American Yellow Perch
Scientific Name: Perca flavescens
One of the most undersized members of the Percidae family of perches is the American Yellow Perch.
They inhabit rivers, lakes, ponds, and creek pools, favoring the rivers that flow into the Atlantic and Arctic Oceans, the Great Lakes, the Mississippi River basin, the bulk of the northeastern United States, and some regions of Canada.
In the winter, perch frequently migrate to deeper waters.
Places to Watch Wildlife in North America
Are you gassed to visit the United States, Canada, Mexico, or any other North American country after reading about the continent’s fauna?
If so, below are some incredible destinations where you are sure to enjoy the extraordinary sights of untamed nature and wildlife.
- Cape Breton Highlands National Park, Canada
- Jasper National Park, Canada
- Northeast Greenland National Park, Greenland
- Sian Ka’an Biosphere Reserve, Yucatan Peninsula, Mexico
- Banco Chinchorro, Quintana Roo, Mexico
- Denali National Park, Alaska, United States
- Glacier National Park, Montana, United States
- Saguaro National Park, Arizona, United States
- Yellowstone National Park, United States
Frequently Asked Questions (FAQs)
What kind of wildlife does North America have?
North America houses many of the world’s most popular wildlife, including bears, cougars, deer, moose, bison, bald eagles, and raccoons.
What habitats in Africa support wildlife?
Forests, wetlands, prairies, deserts, deserts, scrublands, and woodlands in North America have the perfect climate and terrains to support specific wildlife.
What African country has the most wildlife?
One can find wildlife in most parts of Africa, but the United States has the continent’s largest wildlife population thanks to its diverse range of habitats.
What is North America’s deadliest Animal?
The brown beat is North America’s deadliest animal, according to a 2021 article on U.S.A Today.

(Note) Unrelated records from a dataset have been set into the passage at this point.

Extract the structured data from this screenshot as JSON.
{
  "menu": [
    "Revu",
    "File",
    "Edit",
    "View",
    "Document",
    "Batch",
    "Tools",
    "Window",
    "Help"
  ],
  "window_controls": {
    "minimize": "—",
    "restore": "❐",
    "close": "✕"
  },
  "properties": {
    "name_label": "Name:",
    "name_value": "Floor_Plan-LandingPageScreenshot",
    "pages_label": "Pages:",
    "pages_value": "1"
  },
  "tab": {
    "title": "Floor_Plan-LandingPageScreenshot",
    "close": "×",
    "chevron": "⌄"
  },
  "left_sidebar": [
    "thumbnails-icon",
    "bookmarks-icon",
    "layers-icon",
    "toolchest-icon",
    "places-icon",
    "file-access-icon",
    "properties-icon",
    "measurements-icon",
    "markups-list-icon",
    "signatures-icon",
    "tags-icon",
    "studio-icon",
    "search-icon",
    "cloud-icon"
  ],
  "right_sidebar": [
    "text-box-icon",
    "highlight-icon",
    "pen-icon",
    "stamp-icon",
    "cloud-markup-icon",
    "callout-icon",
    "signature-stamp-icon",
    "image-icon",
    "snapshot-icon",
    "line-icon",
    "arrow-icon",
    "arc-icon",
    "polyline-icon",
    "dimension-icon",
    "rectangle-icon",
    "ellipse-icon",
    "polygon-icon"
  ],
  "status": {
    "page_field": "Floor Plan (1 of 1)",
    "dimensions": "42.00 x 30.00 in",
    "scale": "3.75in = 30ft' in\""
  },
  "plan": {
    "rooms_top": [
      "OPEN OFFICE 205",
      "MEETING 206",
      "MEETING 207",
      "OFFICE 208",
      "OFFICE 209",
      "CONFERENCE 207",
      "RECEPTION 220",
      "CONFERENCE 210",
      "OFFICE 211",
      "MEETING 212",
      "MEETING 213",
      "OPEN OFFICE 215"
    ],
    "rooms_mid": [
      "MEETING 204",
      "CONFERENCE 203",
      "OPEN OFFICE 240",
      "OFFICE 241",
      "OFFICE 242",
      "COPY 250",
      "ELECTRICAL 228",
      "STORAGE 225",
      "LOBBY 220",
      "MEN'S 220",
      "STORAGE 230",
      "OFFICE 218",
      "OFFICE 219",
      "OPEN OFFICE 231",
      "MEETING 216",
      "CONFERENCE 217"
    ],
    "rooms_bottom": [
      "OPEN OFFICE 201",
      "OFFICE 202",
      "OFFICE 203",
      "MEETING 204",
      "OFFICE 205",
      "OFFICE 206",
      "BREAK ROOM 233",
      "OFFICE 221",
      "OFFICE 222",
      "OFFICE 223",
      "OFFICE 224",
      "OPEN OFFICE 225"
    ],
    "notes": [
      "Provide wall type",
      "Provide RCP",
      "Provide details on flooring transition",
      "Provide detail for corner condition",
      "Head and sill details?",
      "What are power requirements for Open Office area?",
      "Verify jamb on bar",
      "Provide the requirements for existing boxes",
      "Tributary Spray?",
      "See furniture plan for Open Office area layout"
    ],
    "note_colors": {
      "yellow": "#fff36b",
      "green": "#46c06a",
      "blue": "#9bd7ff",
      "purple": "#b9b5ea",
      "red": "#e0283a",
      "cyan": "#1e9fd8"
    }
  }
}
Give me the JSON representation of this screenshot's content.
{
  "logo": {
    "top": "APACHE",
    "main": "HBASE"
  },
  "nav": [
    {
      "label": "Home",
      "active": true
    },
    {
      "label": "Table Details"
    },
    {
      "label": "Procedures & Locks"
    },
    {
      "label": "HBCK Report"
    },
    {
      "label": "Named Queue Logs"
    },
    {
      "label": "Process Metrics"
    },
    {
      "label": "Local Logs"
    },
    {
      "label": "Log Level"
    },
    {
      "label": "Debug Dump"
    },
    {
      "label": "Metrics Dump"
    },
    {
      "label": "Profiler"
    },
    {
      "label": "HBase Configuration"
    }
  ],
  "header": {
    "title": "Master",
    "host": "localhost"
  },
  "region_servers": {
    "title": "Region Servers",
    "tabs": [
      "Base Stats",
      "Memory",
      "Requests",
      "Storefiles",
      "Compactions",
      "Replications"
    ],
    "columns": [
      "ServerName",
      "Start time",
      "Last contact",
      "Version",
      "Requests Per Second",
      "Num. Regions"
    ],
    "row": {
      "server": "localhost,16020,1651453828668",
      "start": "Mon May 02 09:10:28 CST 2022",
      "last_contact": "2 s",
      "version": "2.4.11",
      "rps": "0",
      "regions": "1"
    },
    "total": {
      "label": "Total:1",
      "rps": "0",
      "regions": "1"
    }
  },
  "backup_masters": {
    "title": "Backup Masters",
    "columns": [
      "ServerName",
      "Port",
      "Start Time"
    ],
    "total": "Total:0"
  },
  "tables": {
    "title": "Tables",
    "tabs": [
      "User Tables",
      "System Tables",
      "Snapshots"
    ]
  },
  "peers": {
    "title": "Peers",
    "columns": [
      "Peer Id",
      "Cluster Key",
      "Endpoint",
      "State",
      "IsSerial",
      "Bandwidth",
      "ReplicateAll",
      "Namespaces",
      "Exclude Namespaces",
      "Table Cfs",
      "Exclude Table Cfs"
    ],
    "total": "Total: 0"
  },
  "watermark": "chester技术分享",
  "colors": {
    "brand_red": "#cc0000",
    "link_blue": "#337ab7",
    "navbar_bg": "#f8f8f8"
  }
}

The brown bear (Ursus arctos) inhabits Canada’s British Columbia, Alberta, the Yukon and Northwest territories, and America’s Wyoming, Montana, Idaho, and Washington. Although these species are big, they are agile, fast, incredible climbers, and fantastic swimmers. Brown bears have bites generating up to 975 PSI.

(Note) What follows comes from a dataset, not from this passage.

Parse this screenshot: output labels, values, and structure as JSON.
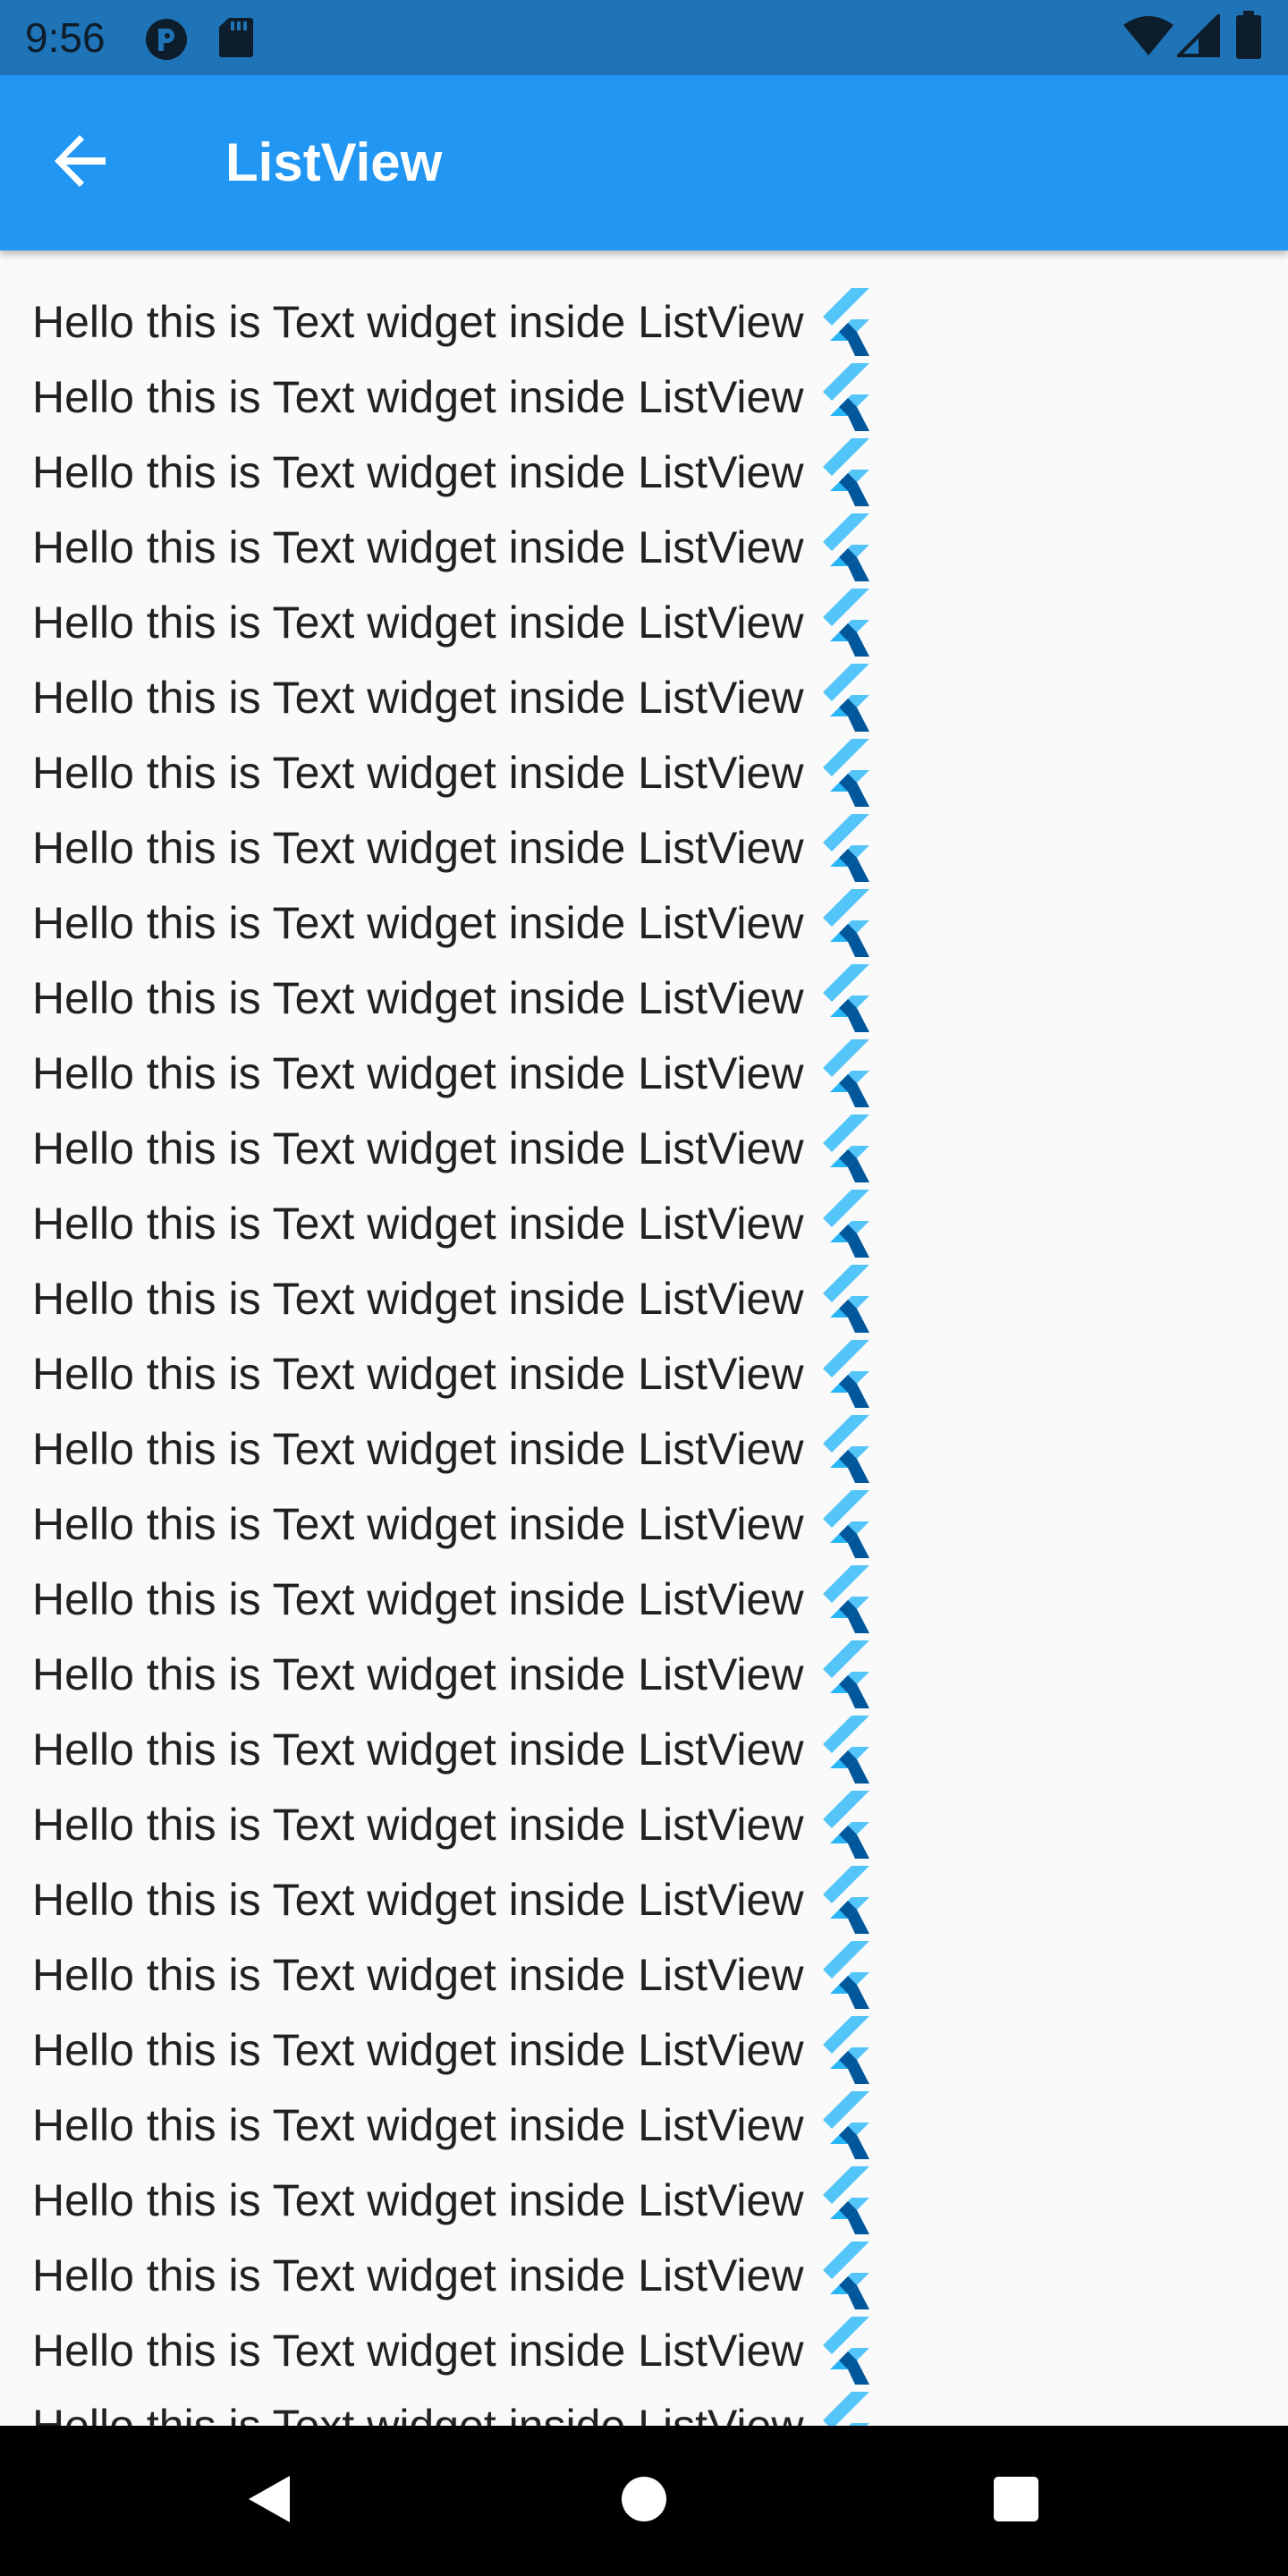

North America, the world’s third-largest continent by area is blessed with a rich and diverse range of untamed nature, from scenic landscapes to exotic wildlife exclusive to the continent.
As the creatures continue to thrive in their various settings, we should take advantage of all avenues to support conservation efforts to ensure the continuity of these species.
References & Notes
- Cline S. (2018). A deer is struck every 8 minutes in NY — and it’s worse in the fall. Times Union.
- Western Rattlesnake. [pdf] Province of British Columbia Ministry of Environment, Lands, and Parks.
- Red wolves. National Geographic.
- Snakes. Internet Center for Wildlife Damage Management.